And, they need time to settle in to new surroundings and become compatible & comfortable with one another.
Get 3 more, give them some time, and they'll be just fine.
Trust long term experience on this matter - it will work.


----------



## nalu86 (Oct 19, 2010)

are those discus in your 135gal?
if so, put 7 more in there  agression will be gone in a snap.


----------



## ZippyFish (May 14, 2015)

*Attacking discus.*

I have 2 discus, they were purchase together and have been in the tank for at least 8 months. Just recently practically over night, the larger blue diamond discus 3" cornered, attack, and won't let my red tiger discus 3" relax.
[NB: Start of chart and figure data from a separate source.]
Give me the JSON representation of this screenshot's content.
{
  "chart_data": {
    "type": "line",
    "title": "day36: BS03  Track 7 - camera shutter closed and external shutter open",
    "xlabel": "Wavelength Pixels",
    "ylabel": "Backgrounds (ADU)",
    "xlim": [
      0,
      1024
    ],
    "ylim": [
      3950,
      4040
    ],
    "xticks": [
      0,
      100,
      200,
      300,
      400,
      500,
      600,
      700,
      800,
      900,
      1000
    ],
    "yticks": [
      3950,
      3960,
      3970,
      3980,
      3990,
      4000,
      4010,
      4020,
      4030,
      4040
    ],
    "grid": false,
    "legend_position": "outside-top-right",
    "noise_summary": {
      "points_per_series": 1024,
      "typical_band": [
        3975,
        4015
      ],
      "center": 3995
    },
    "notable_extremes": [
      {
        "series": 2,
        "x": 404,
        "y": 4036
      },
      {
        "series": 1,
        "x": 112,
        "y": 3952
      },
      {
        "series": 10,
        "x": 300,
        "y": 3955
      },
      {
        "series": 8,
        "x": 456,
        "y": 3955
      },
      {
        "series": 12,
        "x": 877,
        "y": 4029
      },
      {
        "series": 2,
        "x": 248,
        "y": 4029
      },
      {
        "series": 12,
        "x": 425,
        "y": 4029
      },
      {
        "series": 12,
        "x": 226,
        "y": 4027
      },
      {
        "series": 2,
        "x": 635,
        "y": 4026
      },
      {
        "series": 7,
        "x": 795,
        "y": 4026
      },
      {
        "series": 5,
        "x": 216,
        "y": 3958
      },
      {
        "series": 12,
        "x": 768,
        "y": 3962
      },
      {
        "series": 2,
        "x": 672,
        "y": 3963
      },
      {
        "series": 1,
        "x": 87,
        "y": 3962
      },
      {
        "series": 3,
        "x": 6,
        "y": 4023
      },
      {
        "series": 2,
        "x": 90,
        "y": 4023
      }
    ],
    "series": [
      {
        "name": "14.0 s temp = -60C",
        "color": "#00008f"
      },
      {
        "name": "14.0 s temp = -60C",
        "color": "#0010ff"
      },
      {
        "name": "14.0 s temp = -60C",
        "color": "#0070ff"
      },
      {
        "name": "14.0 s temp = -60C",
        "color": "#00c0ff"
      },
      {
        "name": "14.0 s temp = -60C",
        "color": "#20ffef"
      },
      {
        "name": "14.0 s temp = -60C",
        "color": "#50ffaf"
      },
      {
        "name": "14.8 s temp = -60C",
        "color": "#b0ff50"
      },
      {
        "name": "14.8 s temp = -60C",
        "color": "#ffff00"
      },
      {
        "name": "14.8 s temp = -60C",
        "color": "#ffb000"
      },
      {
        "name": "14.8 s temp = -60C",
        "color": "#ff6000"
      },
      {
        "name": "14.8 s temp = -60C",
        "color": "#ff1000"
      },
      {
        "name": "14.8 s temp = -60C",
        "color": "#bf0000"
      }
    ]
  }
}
We separated the attacker for 2 days, reintroduced and he came back more aggressive even shuttering. We have a planted 125 gallon tank. We also have 2 large Angels, which can be mildly aggressive. Any suggestions. And advise would be considered. ZippyFish


----------



## roadmaster (Nov 5, 2009)

ZippyFish said:


> I have 2 discus, they were purchase together and have been in the tank for at least 8 months. Just recently practically over night, the larger blue diamond discus 3" cornered, attack, and won't let my red tiger discus 3" relax. We separated the attacker for 2 days, reintroduced and he came back more aggressive even shuttering. We have a planted 125 gallon tank. We also have 2 large Angels, which can be mildly aggressive. Any suggestions. And advise would be considered. ZippyFish


 
More Discus as mentioned above in previous post buy DiscusPaul
Man,this is old thread,but advice was/is sound.:hihi:


----------